Merilee grandit mais reste une petite fille qui nourrit un profond besoin d'amour, quitte à se contenter du peu que lui offrent les hommes.

Si "Coeur volé" est signé Lauren Kelly, la patte de Oates reste toutefois pleinement reconnaissable !
Déboussolée, fragile, Merilee trouve en un homme de son entourage l'épaule paternelle sur laquelle reporter son manque d'affection et sa détresse.
Mais, parce que c'est Oates, on se doute que cet homme-là n'est évidemment pas si bien intentionné qu'il ne le laisse croire.
Excentrique, manipulateur, il exerce sur Merilee un sentiment étrange, mélange d'attirance et de répulsion.
Encore une fois on retrouve dans ce roman la figure de l'homme plus âgé (à nouveau décrit comme un serpent), autorité supérieure qui fascine, effraie et finit par isoler une jeune femme en pleine confusion. Cet homme qui la cerne si bien qu'il peut ensuite la manipuler à souhait, prétextant toujours oeuvrer pour son bien.

Les récits de Oates se partagent entre les songes, ambigus, qui disent les souvenirs enfouis, et cette petite voix intérieure qui tente d'avertir la jeune femme du danger à venir si elle ne se détourne pas de la voie sinueuse dans laquelle elle s'est engagée.
La chronologie brouillonne utilisée par Merilee, la narratrice, ne fait qu'appuyer le désordre de son esprit.
Le climat est à la méfiance ( ici au racisme aussi !) et au secret. Il y règne toujours une ambiance brumeuse qui se dégage d'une région aux endroits dangereux (les Chutes du Niagara dans "Les Chutes, un ravin dans le cas présent), porteurs du drame passé.
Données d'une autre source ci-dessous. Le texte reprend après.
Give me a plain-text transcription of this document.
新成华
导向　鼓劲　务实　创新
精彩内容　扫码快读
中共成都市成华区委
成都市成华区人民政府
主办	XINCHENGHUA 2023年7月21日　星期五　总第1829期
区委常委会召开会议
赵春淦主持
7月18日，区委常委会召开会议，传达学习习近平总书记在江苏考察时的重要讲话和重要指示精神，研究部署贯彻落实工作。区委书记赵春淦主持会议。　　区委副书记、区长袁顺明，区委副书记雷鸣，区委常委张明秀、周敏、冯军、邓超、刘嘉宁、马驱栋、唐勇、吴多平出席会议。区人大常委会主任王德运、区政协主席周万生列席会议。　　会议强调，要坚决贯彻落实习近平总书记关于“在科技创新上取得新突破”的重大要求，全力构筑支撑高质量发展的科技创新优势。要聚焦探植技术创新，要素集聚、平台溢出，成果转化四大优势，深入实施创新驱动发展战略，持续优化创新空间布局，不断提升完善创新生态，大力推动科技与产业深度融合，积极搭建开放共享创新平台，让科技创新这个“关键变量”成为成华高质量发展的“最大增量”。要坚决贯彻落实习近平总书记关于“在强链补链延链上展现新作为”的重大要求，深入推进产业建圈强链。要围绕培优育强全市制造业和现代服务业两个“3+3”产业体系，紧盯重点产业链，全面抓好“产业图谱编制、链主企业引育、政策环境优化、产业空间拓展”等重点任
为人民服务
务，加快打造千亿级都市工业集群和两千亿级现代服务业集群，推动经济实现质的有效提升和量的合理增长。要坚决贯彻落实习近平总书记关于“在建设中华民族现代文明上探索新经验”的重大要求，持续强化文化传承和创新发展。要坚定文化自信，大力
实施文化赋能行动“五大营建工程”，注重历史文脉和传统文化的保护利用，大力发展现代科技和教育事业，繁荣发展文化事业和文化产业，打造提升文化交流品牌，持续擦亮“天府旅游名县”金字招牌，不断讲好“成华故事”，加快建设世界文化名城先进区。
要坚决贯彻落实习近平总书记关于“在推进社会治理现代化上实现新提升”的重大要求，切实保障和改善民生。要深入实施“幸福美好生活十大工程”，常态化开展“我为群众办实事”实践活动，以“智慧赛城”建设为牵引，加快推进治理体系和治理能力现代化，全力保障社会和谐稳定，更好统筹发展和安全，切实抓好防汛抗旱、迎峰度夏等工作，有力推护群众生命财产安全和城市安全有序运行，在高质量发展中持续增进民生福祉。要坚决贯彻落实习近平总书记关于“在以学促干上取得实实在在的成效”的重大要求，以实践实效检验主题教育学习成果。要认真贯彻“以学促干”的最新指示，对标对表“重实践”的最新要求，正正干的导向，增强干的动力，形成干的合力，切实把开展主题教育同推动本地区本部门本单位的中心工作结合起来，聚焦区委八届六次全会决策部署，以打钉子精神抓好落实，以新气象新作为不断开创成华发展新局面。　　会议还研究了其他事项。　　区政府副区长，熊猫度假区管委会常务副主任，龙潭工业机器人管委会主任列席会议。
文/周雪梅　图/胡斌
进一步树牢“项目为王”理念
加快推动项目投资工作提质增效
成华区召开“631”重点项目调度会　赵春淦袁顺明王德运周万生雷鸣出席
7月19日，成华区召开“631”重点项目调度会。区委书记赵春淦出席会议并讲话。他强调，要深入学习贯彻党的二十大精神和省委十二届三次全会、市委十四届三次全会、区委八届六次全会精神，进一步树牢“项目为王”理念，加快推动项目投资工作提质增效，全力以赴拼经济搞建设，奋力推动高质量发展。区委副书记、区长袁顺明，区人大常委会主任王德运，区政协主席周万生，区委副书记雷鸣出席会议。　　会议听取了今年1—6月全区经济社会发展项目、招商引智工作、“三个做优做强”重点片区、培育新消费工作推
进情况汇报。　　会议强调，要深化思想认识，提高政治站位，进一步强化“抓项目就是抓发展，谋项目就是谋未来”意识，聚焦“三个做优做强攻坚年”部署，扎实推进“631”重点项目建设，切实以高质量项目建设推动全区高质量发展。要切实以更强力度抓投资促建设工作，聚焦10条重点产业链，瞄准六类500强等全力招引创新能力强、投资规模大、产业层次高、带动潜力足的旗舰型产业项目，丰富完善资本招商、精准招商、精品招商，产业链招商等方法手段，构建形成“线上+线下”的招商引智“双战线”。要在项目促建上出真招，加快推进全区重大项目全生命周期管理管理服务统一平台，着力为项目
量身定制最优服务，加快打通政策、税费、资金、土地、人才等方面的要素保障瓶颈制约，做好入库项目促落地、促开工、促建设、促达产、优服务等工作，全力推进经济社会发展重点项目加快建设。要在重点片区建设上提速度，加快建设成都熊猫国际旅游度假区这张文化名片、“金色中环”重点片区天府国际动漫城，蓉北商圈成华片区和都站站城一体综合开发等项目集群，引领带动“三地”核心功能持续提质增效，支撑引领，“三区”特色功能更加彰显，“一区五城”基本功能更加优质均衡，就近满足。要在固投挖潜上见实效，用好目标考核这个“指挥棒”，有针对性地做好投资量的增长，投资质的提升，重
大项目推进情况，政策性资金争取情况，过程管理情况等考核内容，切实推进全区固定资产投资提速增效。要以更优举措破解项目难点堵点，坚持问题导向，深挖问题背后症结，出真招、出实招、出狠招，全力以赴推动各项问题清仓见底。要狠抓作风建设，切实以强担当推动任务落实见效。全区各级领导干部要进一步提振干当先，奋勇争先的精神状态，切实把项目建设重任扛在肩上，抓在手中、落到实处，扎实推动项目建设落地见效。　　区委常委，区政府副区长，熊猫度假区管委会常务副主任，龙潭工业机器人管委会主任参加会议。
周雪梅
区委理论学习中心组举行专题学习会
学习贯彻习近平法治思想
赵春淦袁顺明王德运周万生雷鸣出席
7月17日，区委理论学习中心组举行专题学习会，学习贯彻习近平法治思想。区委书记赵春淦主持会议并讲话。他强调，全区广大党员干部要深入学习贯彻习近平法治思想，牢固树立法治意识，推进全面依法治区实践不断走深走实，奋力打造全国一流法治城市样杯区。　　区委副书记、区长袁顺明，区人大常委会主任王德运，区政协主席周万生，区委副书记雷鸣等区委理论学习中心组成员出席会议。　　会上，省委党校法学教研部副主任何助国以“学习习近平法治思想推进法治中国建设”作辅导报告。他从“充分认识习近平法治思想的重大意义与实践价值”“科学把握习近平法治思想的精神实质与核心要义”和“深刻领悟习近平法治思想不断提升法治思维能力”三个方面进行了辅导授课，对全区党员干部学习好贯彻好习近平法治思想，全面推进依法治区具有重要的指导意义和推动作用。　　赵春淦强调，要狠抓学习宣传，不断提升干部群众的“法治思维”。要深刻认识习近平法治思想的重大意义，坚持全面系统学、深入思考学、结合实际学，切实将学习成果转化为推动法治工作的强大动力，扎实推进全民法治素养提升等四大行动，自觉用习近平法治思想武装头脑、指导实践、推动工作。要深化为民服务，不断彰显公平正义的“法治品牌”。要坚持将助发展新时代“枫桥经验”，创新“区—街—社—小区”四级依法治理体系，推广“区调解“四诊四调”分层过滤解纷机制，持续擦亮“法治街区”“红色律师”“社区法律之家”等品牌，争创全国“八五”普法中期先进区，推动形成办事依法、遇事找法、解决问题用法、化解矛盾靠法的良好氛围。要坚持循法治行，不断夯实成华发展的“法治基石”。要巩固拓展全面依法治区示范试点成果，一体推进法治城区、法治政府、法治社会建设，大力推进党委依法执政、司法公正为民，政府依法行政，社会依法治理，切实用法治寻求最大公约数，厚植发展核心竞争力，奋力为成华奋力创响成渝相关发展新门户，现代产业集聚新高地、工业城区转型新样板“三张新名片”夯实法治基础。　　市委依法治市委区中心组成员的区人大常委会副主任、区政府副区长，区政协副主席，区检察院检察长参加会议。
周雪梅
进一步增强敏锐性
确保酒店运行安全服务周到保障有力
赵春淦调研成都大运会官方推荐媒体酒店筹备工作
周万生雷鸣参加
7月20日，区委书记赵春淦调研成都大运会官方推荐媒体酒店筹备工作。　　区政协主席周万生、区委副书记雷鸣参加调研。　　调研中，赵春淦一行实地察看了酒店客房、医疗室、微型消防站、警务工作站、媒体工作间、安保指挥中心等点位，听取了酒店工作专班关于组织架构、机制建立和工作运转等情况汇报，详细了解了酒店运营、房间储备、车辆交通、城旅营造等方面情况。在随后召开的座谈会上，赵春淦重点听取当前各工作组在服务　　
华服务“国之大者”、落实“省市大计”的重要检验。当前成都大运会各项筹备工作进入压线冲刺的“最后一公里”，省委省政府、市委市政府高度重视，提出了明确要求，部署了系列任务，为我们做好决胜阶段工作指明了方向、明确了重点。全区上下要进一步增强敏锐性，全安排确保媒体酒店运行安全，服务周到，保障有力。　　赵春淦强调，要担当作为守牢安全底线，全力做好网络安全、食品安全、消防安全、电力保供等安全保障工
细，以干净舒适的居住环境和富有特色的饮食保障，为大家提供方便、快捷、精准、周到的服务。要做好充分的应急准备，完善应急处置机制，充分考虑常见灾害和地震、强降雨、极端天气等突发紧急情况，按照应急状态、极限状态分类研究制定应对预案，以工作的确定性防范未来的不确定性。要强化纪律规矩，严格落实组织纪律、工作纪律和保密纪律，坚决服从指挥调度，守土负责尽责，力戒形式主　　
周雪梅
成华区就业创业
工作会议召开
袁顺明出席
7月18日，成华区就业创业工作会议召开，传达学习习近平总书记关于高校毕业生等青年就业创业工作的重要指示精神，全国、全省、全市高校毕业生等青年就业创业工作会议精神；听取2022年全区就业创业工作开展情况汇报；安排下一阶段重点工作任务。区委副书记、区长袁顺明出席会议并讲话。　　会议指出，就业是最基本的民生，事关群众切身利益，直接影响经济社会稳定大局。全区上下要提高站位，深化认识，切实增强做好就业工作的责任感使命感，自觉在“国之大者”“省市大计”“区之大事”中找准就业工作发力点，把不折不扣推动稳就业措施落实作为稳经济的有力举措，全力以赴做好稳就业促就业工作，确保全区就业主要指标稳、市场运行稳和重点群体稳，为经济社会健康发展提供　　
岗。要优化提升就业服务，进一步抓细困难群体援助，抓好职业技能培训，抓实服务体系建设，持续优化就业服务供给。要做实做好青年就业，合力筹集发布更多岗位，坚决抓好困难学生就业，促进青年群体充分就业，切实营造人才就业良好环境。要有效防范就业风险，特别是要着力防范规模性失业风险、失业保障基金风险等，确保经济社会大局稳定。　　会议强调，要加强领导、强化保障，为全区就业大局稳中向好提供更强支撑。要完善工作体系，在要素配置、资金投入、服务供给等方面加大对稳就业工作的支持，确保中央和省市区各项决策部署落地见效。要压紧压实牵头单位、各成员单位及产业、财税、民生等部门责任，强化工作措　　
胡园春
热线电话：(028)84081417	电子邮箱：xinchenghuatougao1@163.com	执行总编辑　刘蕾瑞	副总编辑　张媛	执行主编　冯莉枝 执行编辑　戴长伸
A l'instar d'un film d'horreur où l'on se cache les yeux tout en écartant les doigts, "Coeur volé" a exercé sur moi ce curieux magnétisme. Attirant et repoussant à la fois, comme ce bourreau qui attire insidieusement Merilee dans ses filets.
Joyce Carol Oates excelle à nouveau dans l'art d'évoquer un drame profondément intime.
J'ai beau identifier des caractéristiques communes dans chacun de ses romans, je me demande toujours : "Mais jusqu'où ira-t-elle cette fois ?"
C'est sans doute en cela, plus que dans le déploiement lent de l'intrigue, que "Coeur volé" répond efficacement au critère du thriller.



9 commentaires:

  1. Tiens, je ne savais pas qu'elle publiait sous différents noms ! Mais quel intérêt de sortir un livre avec un pseudo si l'éditeur ajoute son véritable nom derrière ?

    Sinon je ne sais pas si j'oserai lire ce livre, quand cela touche aux enfants, j'ai du mal. ;)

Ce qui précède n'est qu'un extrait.